Coalesced Loads Question

Will this type of load be automatically coalesced?

Thread  1 -> Address 132

Thread  2 -> Address 136

Thread  3 -> Address 140

Thread  4 -> Address 144

Thread  5 -> Address 148

Thread  6 -> Address 152

Thread  7 -> Address 156

Thread  8 -> Address 160

Thread  9 -> Address 164

Thread 10 -> Address 168

Thread 11 -> Address 172

Thread 12 -> Address 176

Thread 13 -> Address 180

Thread 14 -> Address 184

Thread 15 -> Address 188

Thread  0 -> Address 192

I know that if Thread 0 accessed Address 128, it would be. However, I’m wondering if I read in this pattern from global memory, would it be coalesced into 2 loads? Right now, I’m thinking that unless I manually split them, it will be 16 loads.

Thanks.

I’d say this was OK, at least from what I read from the diagrams in the programming manual.

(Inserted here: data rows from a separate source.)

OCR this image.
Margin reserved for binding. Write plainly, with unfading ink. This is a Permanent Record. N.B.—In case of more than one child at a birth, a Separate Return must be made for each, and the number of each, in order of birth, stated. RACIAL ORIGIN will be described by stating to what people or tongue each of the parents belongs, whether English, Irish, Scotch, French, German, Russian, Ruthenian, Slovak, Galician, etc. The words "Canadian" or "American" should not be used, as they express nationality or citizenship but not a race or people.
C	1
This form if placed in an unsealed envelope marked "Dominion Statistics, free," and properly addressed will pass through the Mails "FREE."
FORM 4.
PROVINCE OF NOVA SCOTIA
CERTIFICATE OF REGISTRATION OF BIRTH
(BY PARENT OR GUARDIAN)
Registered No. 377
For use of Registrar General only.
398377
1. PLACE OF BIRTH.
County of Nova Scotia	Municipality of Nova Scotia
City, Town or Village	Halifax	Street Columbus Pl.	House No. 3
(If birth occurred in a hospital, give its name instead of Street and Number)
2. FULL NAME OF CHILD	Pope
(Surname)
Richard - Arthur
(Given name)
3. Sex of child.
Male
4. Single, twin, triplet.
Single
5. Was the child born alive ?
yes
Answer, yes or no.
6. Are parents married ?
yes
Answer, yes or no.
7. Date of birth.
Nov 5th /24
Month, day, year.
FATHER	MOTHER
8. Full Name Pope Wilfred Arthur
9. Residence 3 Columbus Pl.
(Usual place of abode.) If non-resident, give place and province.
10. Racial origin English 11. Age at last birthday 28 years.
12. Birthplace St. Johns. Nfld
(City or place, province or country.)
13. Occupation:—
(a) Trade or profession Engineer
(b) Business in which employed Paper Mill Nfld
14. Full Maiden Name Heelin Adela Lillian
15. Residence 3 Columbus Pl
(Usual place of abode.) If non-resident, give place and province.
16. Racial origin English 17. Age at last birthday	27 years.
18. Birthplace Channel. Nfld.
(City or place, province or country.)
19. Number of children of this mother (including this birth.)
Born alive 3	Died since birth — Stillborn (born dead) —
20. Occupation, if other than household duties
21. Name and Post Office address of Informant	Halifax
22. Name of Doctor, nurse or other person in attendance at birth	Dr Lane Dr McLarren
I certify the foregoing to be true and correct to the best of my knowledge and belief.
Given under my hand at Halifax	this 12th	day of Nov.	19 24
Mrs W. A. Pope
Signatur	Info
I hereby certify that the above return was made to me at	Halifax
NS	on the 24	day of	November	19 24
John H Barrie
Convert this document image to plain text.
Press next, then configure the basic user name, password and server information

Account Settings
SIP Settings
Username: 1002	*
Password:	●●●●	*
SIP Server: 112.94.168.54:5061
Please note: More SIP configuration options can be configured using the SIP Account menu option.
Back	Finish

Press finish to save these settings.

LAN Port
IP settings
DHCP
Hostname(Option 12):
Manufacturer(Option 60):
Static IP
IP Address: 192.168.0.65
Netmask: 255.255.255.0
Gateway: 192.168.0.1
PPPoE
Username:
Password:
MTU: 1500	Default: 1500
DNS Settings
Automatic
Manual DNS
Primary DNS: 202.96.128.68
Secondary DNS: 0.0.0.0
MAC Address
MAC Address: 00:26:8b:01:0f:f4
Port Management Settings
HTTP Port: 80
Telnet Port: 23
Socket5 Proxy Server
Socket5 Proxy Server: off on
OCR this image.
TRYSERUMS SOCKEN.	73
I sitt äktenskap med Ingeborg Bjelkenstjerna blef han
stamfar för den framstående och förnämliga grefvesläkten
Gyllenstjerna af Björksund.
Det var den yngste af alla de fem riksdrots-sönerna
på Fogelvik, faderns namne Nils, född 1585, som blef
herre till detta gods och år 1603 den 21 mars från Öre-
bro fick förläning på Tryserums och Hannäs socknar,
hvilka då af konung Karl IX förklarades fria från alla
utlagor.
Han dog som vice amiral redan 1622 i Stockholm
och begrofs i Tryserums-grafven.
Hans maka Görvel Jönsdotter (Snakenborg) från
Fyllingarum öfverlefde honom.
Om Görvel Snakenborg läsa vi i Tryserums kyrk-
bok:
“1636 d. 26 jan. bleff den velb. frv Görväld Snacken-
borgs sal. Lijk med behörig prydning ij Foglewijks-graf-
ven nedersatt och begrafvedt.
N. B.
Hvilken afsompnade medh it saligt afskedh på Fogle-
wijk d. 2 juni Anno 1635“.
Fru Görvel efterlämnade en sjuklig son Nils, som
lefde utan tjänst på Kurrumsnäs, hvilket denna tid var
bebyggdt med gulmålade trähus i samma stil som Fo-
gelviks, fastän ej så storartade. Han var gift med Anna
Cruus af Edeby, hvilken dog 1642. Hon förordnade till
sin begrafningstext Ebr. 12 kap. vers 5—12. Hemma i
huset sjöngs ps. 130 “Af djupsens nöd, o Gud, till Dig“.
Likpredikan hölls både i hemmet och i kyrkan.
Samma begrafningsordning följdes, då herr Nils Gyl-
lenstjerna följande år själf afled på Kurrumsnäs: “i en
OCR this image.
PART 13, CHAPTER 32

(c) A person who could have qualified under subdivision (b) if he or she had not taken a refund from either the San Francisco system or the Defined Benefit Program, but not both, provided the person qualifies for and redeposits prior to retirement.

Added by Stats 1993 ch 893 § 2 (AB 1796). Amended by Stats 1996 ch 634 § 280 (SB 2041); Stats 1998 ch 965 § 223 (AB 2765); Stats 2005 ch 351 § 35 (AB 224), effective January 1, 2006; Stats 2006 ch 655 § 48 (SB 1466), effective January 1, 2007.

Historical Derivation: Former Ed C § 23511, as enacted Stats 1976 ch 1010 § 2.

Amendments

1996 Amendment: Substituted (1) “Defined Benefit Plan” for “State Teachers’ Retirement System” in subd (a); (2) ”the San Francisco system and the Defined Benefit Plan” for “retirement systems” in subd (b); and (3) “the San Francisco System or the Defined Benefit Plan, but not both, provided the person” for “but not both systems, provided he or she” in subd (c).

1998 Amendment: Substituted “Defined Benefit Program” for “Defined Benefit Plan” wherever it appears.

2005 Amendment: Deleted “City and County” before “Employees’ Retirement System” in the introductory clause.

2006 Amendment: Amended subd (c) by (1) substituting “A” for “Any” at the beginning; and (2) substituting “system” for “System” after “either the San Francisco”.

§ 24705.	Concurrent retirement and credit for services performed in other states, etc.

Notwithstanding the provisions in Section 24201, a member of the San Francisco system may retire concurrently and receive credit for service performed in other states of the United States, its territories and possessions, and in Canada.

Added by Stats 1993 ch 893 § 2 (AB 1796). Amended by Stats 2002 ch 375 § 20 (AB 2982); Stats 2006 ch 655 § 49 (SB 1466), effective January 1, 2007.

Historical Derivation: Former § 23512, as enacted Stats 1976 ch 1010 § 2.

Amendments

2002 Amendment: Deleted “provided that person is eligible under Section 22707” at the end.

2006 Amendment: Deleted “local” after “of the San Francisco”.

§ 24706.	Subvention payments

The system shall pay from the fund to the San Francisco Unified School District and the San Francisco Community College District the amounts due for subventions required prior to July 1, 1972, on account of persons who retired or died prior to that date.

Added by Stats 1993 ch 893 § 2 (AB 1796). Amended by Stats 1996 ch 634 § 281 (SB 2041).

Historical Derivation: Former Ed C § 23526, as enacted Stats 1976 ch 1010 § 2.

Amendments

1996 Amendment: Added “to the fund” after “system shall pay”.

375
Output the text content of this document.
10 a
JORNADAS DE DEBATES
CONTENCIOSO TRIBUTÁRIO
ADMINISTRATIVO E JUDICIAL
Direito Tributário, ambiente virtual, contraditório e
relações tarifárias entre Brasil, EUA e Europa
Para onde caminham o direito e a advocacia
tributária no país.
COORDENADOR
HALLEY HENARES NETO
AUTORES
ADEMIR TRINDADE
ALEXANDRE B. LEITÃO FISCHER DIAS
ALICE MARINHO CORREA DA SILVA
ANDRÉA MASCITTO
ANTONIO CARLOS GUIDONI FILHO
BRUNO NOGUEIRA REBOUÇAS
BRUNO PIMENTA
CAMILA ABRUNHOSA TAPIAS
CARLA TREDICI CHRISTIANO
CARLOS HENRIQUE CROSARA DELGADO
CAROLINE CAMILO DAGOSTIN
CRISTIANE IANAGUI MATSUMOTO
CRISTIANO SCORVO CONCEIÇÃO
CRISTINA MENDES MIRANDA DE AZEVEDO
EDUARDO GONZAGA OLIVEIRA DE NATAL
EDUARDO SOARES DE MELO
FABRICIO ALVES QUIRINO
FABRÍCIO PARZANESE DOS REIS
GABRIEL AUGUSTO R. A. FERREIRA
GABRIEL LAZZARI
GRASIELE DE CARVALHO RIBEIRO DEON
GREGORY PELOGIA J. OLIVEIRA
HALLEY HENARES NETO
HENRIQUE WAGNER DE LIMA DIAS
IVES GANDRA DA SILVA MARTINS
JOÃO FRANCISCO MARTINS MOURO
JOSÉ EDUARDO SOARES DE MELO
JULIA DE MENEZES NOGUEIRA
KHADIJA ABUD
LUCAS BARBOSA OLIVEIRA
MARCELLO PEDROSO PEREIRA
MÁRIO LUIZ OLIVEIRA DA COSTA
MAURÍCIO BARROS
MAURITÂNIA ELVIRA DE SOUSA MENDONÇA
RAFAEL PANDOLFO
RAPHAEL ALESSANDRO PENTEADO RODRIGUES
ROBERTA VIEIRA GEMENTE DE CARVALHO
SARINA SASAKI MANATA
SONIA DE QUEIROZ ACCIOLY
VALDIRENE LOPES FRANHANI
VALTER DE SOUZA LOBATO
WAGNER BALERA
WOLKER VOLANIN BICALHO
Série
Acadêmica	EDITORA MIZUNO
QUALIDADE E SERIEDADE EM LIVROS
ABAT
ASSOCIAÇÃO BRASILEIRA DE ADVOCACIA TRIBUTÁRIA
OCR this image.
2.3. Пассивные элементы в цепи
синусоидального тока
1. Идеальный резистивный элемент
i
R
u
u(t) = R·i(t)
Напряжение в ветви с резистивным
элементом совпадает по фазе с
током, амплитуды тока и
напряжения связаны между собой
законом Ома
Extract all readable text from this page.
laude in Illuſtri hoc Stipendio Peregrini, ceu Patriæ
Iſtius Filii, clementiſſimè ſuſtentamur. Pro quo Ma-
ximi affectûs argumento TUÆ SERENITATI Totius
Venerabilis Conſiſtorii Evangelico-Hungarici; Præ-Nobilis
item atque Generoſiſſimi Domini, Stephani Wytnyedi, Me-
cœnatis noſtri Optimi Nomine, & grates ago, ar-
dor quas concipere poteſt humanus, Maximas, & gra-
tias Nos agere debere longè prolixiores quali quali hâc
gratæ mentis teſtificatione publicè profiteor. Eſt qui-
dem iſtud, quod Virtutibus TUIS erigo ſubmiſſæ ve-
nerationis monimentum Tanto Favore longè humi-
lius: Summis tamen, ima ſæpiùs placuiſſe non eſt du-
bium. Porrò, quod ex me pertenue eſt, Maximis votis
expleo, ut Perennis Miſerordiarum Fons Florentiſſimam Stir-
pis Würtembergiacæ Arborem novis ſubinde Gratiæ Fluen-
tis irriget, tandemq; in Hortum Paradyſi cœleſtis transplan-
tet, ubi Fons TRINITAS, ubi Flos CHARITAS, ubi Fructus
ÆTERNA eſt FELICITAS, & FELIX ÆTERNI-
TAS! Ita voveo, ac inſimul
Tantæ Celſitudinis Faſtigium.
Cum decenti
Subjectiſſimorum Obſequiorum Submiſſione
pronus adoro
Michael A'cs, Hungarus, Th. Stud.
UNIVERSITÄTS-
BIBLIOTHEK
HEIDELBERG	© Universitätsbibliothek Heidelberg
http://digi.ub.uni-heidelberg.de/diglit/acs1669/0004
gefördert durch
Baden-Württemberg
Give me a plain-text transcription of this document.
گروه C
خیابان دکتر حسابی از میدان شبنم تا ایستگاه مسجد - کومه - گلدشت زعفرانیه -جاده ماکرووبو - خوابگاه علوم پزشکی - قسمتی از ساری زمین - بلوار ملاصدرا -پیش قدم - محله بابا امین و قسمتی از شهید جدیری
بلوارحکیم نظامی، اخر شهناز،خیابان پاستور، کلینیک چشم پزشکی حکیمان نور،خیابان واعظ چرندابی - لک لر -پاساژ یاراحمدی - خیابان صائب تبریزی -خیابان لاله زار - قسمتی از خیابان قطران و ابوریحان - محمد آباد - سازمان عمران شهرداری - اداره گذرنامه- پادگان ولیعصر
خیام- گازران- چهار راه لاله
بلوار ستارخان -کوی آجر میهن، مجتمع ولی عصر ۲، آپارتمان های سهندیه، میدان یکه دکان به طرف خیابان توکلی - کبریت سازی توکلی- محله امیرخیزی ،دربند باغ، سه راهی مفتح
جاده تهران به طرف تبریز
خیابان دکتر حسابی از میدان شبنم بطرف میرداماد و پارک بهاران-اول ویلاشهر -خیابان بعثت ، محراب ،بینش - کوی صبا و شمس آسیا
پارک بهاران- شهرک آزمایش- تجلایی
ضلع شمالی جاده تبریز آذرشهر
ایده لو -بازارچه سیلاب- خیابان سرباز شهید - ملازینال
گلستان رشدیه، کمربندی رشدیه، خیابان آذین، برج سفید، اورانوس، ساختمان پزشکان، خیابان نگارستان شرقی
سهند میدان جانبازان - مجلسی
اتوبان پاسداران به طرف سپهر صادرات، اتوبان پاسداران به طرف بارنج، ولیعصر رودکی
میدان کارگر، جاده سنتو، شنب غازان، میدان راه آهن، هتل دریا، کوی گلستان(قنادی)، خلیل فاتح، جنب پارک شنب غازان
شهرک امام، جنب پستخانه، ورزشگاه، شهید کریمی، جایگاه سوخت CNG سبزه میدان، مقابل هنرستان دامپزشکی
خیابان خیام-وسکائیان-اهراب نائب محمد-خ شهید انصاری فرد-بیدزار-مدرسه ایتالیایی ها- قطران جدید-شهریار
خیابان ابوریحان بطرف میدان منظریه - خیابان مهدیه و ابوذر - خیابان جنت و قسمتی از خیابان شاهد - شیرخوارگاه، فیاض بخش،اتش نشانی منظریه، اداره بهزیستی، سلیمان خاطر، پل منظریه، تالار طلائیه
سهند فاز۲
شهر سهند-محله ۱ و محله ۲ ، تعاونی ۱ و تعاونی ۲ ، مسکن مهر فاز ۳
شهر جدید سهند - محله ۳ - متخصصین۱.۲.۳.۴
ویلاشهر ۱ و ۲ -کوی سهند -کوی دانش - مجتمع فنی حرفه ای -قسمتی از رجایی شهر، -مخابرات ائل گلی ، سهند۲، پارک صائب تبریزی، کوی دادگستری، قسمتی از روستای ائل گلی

I’ve done some further testing, with simple kernels and here’s what I have to say.

__global__ void kernel1(float* memory) {

        int i = (threadIdx.x - 1) % blockDim.x;

        memory[i] = 2*memory[i];

}

__global__ void kernel2(float* memory) {

        int i = (threadIdx.x - 1) % blockDim.x;

       if (i <= threadIdx.x)

                memory[i] = 2*memory[i];

        if (i > threadIdx.x)

                memory[i] = 2*memory[i];

}

int main() {

        float *memory;

        cudaMalloc((void**)&memory, 4*30);

        kernel1 <<< dim3(1,1,1), dim3(16,1,1) >>>(memory+1);

        kernel2 <<< dim3(1,1,1), dim3(16,1,1) >>>(memory+1);

}

Both of these are run on <<< dim3(1,1,1), dim3(16,1,1) >>>.

The first one uses 16 loads, and 32 stores.

The second uses 2 loads, and 8 stores.

Now, I’m not sure at all why there are more stores than loads, but it would be nice if nvcc realized that kernel1 and kernel2 were exactly the same.

Edit: note, I am replying to your original post.

What hardware do you plan on running on?

If you will only run on compute 1.2 and newer hardware and you are listing byte addresses (I’m assuming you are accessing 4 byte words), you will be fine as all addresses fall within the 128 byte segment from 128 to 256.

If you plan to run on compute 1.1 or 1.0 hardware, this pattern will not be coalesced and split into 16 accesses.

I currently only have access to compute 1.1 and 1.0. I am using floats (4 byte words).

What I currently do is as follows:

unsigned const tidx = (threadIdx.x - blockIdx.x) % blockDim.x;

unsigned const xIndex = (blockDim.x-1) * blockIdx.x + tidx;

unsigned const yIndex = (blockDim.y-1) * blockIdx.y + threadIdx.y;

unsigned const xyIndex = xIndex + yIndex*n1;

Then I access based on xyIndex. Would that work on compute 1.2? (or 1.3?)